Provides accurate information to providers to assist, with billing questions, enrollment in the Medicaid program, sending updates, etc. Enters and updates Prior Authorization information into the MMIS system verifying with the consumer cost sheet and referral. Complete monthly utilization reports inclusive of request and receive monthly billing information from providers, verify clients on provider billing, verify rates on billing, compile a monthly budget comparison report and utilization report, submit reports to DPHHS representatives and supervisors. Along with the HCBS Supervisor and/or Coordinator, track and monito the HCBS team budget. Tracks required Community First Choice visits and sends meeting reminders. Tracks and inputs data quarterly for SDMI waiver recovery markers. Tracks case management billing days and submits necessary compiled reports monthly to Spectrum biller. Tracks and compiles annual consumer and provider satisfaction survey data and submits to Spectrum Administration. Coordinates and schedules monthly provider meeting for SLTC and SDMI. Monitors HCBS office petty cash account to include coding expenditures, balance account and submit reports to Benefis accounting.
Maintains company vehicles and schedules necessary maintenance/repairs. Compile and update accurate provider and consumer lists. Is a self-starter; meets responsibilities without prompting. Demonstrates the values of team concept on a consistent basis. Communicates verbally in a clear and concise manner. Miscellaneous duties as assigned. Demonstrates the ability to deal with pressure to meet deadlines, to be accurate, and to handle constantly changing situations. Demonstrates the ability to deal with a variety of people, deal with stressful situations, and handle conflict. Professional Requirements: Adheres to dress code. Completes annual educational requirements.

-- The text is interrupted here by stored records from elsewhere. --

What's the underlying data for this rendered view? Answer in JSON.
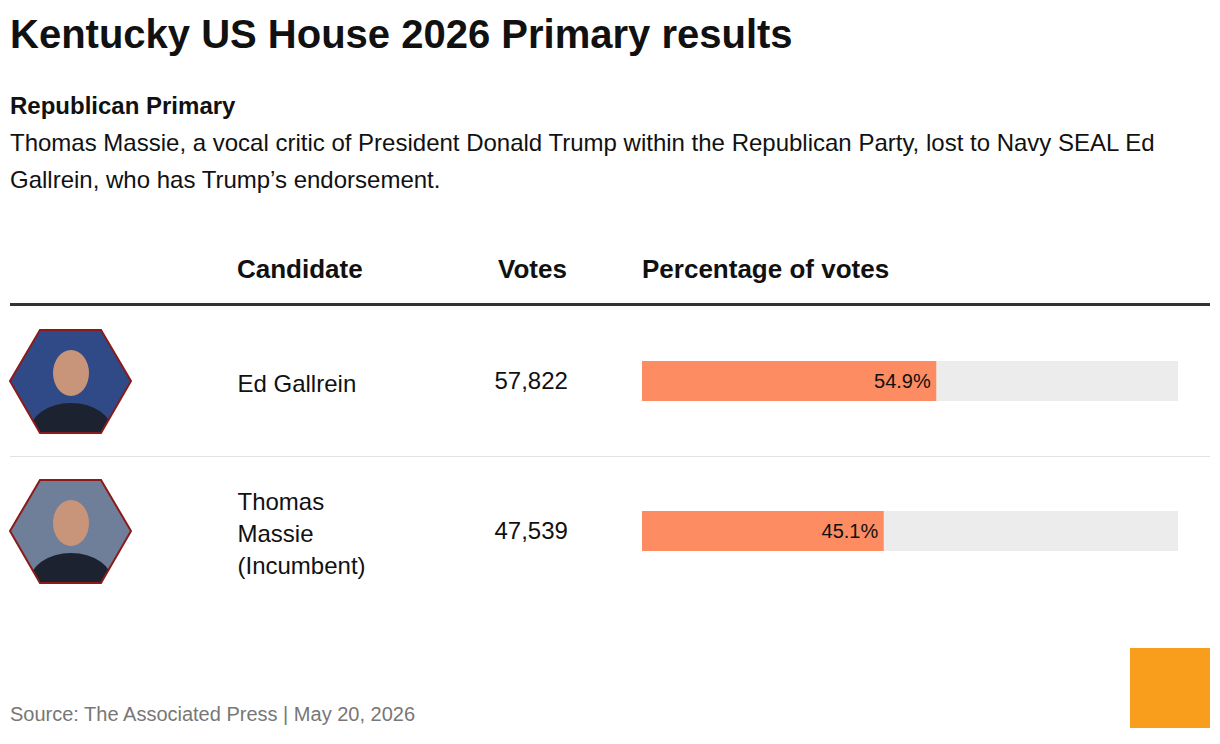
{
  "chart_data": {
    "type": "bar",
    "orientation": "horizontal",
    "title": "Kentucky US House 2026 Primary results",
    "subtitle": "Republican Primary",
    "description": "Thomas Massie, a vocal critic of President Donald Trump within the Republican Party, lost to Navy SEAL Ed Gallrein, who has Trump’s endorsement.",
    "column_headers": [
      "Candidate",
      "Votes",
      "Percentage of votes"
    ],
    "categories": [
      "Ed Gallrein",
      "Thomas Massie (Incumbent)"
    ],
    "votes": [
      57822,
      47539
    ],
    "values": [
      54.9,
      45.1
    ],
    "value_labels": [
      "54.9%",
      "45.1%"
    ],
    "color": "#fd8c62",
    "xlim": [
      0,
      100
    ],
    "data_labels": true,
    "tick_labels": false,
    "grid": false,
    "source": "Source: The Associated Press | May 20, 2026"
  }
}
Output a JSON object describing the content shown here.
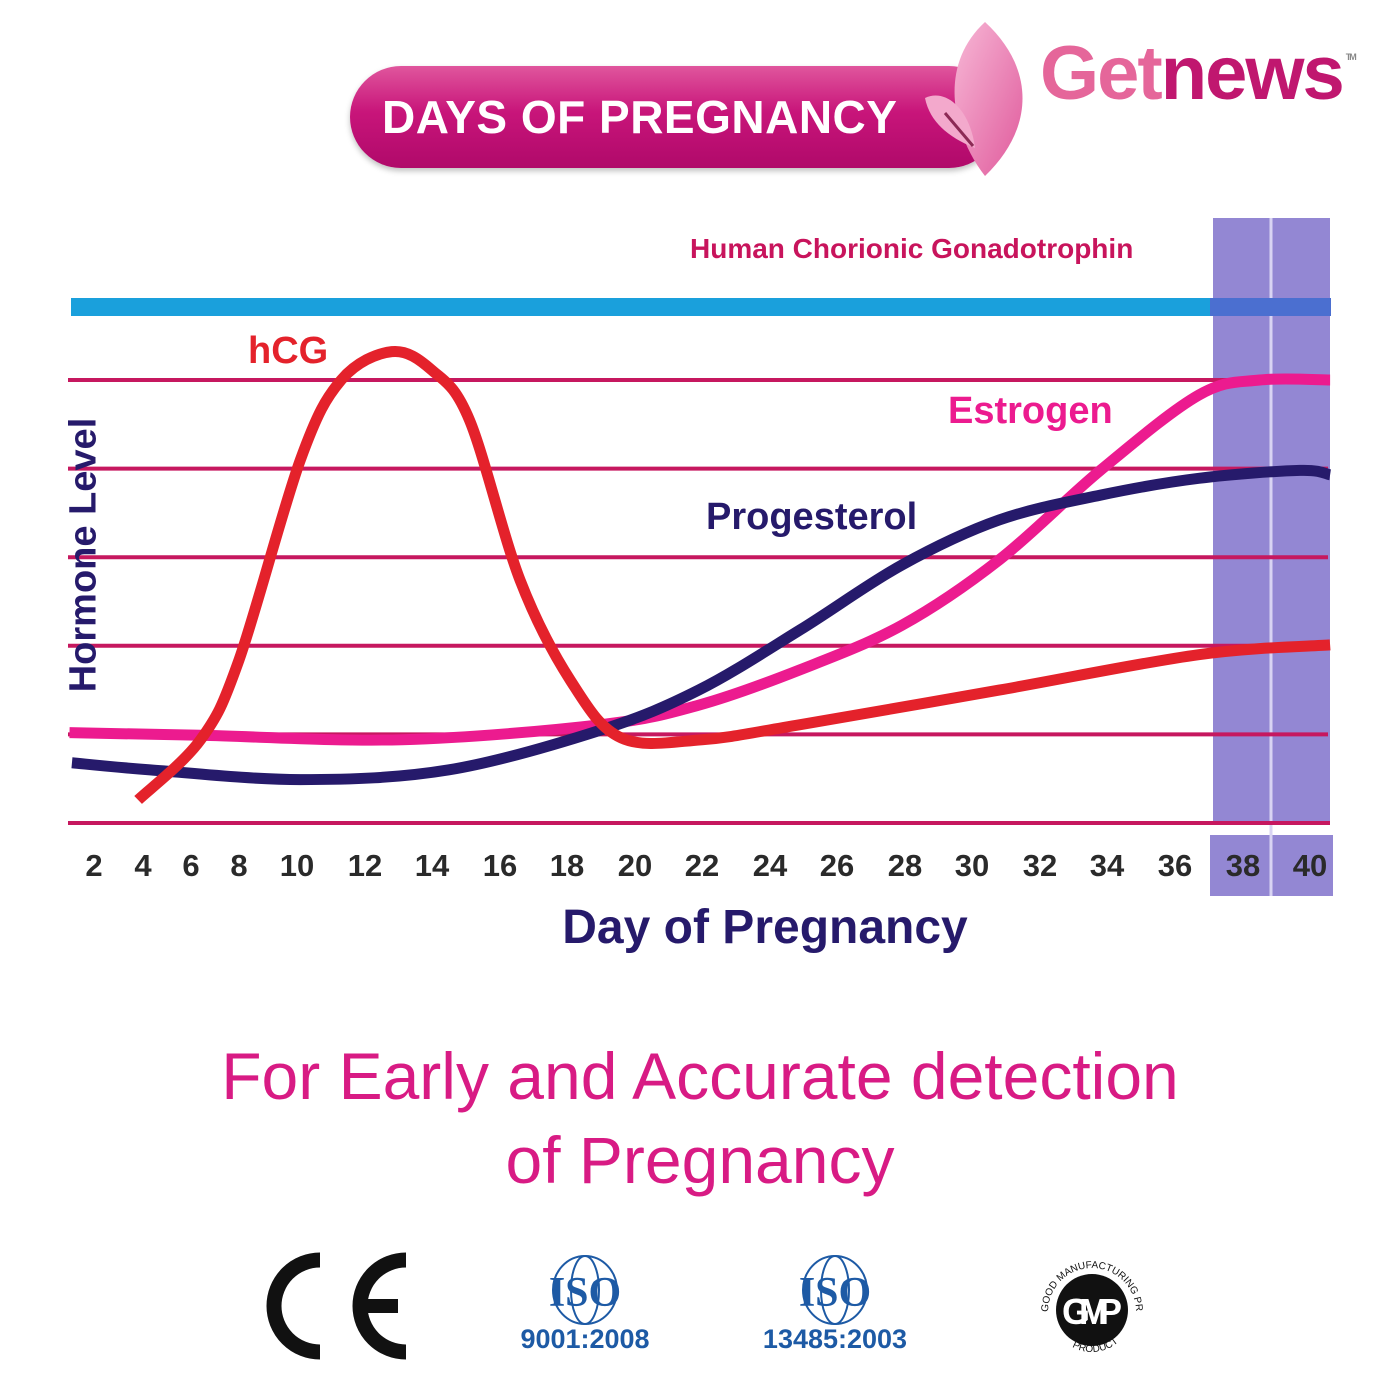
{
  "header": {
    "title": "DAYS OF PREGNANCY",
    "brand_part1": "Get",
    "brand_part2": "news",
    "trademark": "TM"
  },
  "colors": {
    "hcg": "#e4222b",
    "estrogen": "#ec1b8f",
    "progesterol": "#261a6b",
    "gridline": "#c6185f",
    "blue_bar": "#1aa0dc",
    "band": "#9387d3",
    "pill": "#c8157a"
  },
  "chart_data": {
    "type": "line",
    "title": "Human Chorionic Gonadotrophin",
    "xlabel": "Day of Pregnancy",
    "ylabel": "Hormone Level",
    "x_ticks": [
      2,
      4,
      6,
      8,
      10,
      12,
      14,
      16,
      18,
      20,
      22,
      24,
      26,
      28,
      30,
      32,
      34,
      36,
      38,
      40
    ],
    "highlight_days": [
      38,
      40
    ],
    "ylim": [
      0,
      5.5
    ],
    "grid": true,
    "series": [
      {
        "name": "hCG",
        "color": "#e4222b",
        "points": [
          [
            3.8,
            0.26
          ],
          [
            6.4,
            0.94
          ],
          [
            8,
            1.84
          ],
          [
            10.1,
            4.1
          ],
          [
            11.3,
            5.0
          ],
          [
            12.8,
            5.32
          ],
          [
            14,
            5.11
          ],
          [
            15.1,
            4.55
          ],
          [
            16.6,
            2.74
          ],
          [
            18.1,
            1.61
          ],
          [
            19.6,
            0.96
          ],
          [
            22,
            0.94
          ],
          [
            24.9,
            1.11
          ],
          [
            30.8,
            1.5
          ],
          [
            36.7,
            1.9
          ],
          [
            40.6,
            2.01
          ]
        ]
      },
      {
        "name": "Estrogen",
        "color": "#ec1b8f",
        "points": [
          [
            1.0,
            1.02
          ],
          [
            6.4,
            0.99
          ],
          [
            13.1,
            0.94
          ],
          [
            19,
            1.11
          ],
          [
            21.9,
            1.33
          ],
          [
            24.9,
            1.73
          ],
          [
            27.9,
            2.23
          ],
          [
            30.8,
            2.97
          ],
          [
            33.8,
            3.98
          ],
          [
            36.7,
            4.83
          ],
          [
            38.5,
            5.0
          ],
          [
            40.6,
            5.0
          ]
        ]
      },
      {
        "name": "Progesterol",
        "color": "#261a6b",
        "points": [
          [
            1.1,
            0.68
          ],
          [
            4.3,
            0.6
          ],
          [
            10.1,
            0.49
          ],
          [
            14.5,
            0.6
          ],
          [
            19,
            1.05
          ],
          [
            21.9,
            1.5
          ],
          [
            24.9,
            2.18
          ],
          [
            27.9,
            2.91
          ],
          [
            30.8,
            3.42
          ],
          [
            33.8,
            3.7
          ],
          [
            36.7,
            3.89
          ],
          [
            39.7,
            3.98
          ],
          [
            40.6,
            3.93
          ]
        ]
      }
    ]
  },
  "tagline": {
    "line1": "For Early and Accurate detection",
    "line2": "of Pregnancy"
  },
  "certifications": [
    {
      "mark": "CE"
    },
    {
      "mark": "ISO",
      "code": "9001:2008"
    },
    {
      "mark": "ISO",
      "code": "13485:2003"
    },
    {
      "mark": "GMP",
      "ring_top": "GOOD MANUFACTURING PRACTICE",
      "ring_bottom": "PRODUCT"
    }
  ]
}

Maintains regulatory requirements. Wears identification while on duty. Maintains confidentiality at all times. Attends department staff meetings as required within the department. Reports to work on time and as scheduled; completes work in designated time. Represents the organization in a positive and professional manner. Actively participates in performance improvement and continuous quality improvement (CQI) activities. Coordinates efforts in meeting regulatory compliance, federal, state and local regulations and standards Communicates and complies with the Benefis Health System Mission, Vision and Values as well as the focus statement of the department. Complies with Benefis Health System Organization Policies and Procedures. Complies with Health and Safety Standards and Guidelines.
Education/Experience Requirements: High school graduate or equivalent.